Lawyers being kept busy
DT’s move adds to an already multi-layered legal and regulatory sub-plot to its rivalry with Vodafone. DT is already engaged in separate and long‑running legal cases brought by Kabel Deutschland (KDG) — the cableco acquired by VfD in 2014 — as well as Unitymedia over fees it charged them for shared use of cable ducts. DT and KDG have been in dispute over the charges since 2012. According to DT’s latest Annual Report, KDG estimated its latest claims at around €624m. Although the Bundesgerichtshof (Federal Court of Justice) ruled in KDG’s favour in January 2017 (Vodafonewatch, #152), meaning that the case was referred back to the Oberlandesgericht Frankfurt am Main (Higher Regional Court of Frankfurt am Main/OLG), the OLG rejected the appeal in December 2018 and disallowed a further appeal.
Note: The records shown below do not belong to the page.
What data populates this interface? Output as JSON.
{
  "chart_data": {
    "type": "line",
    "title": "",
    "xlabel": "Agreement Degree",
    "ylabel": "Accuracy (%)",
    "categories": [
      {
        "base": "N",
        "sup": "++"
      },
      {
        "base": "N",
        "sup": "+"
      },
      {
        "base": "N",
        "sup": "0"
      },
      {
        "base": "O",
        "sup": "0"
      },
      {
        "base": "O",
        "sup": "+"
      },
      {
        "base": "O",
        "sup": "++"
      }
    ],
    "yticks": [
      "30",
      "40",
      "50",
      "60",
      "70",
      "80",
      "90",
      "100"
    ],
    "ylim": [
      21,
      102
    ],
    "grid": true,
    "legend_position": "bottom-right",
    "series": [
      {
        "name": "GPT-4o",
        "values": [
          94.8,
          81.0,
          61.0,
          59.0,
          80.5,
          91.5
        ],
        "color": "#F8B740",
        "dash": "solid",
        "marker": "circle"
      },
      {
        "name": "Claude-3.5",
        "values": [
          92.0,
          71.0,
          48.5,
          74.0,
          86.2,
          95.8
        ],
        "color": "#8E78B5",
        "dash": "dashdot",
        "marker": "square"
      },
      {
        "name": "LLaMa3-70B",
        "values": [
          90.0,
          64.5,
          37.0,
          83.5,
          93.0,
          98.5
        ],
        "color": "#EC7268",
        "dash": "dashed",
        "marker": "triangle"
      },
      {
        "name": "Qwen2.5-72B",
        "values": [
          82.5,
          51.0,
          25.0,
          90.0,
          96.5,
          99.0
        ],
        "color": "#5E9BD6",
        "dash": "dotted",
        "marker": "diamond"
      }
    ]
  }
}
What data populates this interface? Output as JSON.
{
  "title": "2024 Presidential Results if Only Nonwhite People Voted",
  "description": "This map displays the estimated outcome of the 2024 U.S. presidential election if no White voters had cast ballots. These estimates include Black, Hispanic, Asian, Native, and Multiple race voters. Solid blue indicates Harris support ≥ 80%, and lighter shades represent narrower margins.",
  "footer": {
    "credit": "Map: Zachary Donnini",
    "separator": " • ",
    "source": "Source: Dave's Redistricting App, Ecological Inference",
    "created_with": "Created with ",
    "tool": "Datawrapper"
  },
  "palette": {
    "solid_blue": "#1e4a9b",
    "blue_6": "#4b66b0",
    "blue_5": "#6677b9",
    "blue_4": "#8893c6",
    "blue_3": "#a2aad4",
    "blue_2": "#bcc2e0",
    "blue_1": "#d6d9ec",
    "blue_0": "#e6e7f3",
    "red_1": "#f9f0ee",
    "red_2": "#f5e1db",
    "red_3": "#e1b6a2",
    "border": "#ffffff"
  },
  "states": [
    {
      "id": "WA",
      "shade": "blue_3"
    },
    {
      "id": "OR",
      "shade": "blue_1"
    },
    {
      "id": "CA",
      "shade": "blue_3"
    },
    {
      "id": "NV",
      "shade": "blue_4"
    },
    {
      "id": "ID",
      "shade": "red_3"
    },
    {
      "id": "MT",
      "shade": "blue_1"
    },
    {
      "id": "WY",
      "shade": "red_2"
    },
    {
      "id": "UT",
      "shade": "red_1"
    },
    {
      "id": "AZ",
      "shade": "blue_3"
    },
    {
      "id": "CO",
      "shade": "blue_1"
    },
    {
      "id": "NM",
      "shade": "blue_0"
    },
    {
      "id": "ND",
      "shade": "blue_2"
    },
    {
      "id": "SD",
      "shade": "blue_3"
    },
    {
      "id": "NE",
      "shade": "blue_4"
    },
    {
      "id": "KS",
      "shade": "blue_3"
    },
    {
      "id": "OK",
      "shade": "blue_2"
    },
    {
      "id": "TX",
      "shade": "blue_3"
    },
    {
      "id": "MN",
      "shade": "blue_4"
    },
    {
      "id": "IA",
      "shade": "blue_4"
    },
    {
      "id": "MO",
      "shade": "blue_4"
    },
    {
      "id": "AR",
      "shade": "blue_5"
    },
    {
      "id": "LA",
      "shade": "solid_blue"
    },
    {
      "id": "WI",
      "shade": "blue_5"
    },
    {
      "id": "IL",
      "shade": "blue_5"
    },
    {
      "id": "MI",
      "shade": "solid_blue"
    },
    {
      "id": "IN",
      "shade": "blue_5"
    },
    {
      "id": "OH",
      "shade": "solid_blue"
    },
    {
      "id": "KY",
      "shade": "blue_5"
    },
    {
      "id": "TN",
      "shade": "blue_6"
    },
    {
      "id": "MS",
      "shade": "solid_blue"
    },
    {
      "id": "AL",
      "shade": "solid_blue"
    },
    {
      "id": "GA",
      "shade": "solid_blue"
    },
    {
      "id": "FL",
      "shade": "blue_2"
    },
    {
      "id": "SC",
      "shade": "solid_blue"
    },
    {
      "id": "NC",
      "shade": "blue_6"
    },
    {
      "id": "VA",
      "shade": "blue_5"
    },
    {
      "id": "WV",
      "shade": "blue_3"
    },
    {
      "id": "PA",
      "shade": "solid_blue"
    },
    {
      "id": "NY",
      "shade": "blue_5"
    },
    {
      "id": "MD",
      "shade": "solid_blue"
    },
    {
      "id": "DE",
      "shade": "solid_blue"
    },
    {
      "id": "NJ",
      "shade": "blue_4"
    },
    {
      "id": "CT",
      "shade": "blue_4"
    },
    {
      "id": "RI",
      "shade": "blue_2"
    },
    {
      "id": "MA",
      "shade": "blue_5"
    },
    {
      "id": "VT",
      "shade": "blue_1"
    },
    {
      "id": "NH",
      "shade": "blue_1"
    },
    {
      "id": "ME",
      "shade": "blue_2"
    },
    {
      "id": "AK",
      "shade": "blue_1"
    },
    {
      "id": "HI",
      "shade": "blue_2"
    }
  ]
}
In similar proceedings, Unitymedia filed claims against DT in January 2013, demanding a refund of €570m plus interest and calling on DT to cease charging “more than a specific and precisely stated amount for the shared use of cable ducts”. The claim was dismissed by Landgericht Köln (Cologne Regional Court) in October 2016. Then, in March 2018, the Oberlandesgericht Düsseldorf (Düsseldorf Higher Regional Court) rejected the appeal against this decision. In both proceedings, the plaintiffs have lodged a complaint against the non‑allowance of appeal with the Federal Court of Justice.
Keep calm and carry on
As things stand, VfD’s public position is that it believes the lawsuits have little chance of success. Its stock response has been that the EC “thoroughly examined the takeover of Unitymedia by Vodafone by means of market tests and extensive surveys, among other things”. A VfD spokesperson told Broadband TV News that the OpCo is “relaxed about the legal action”.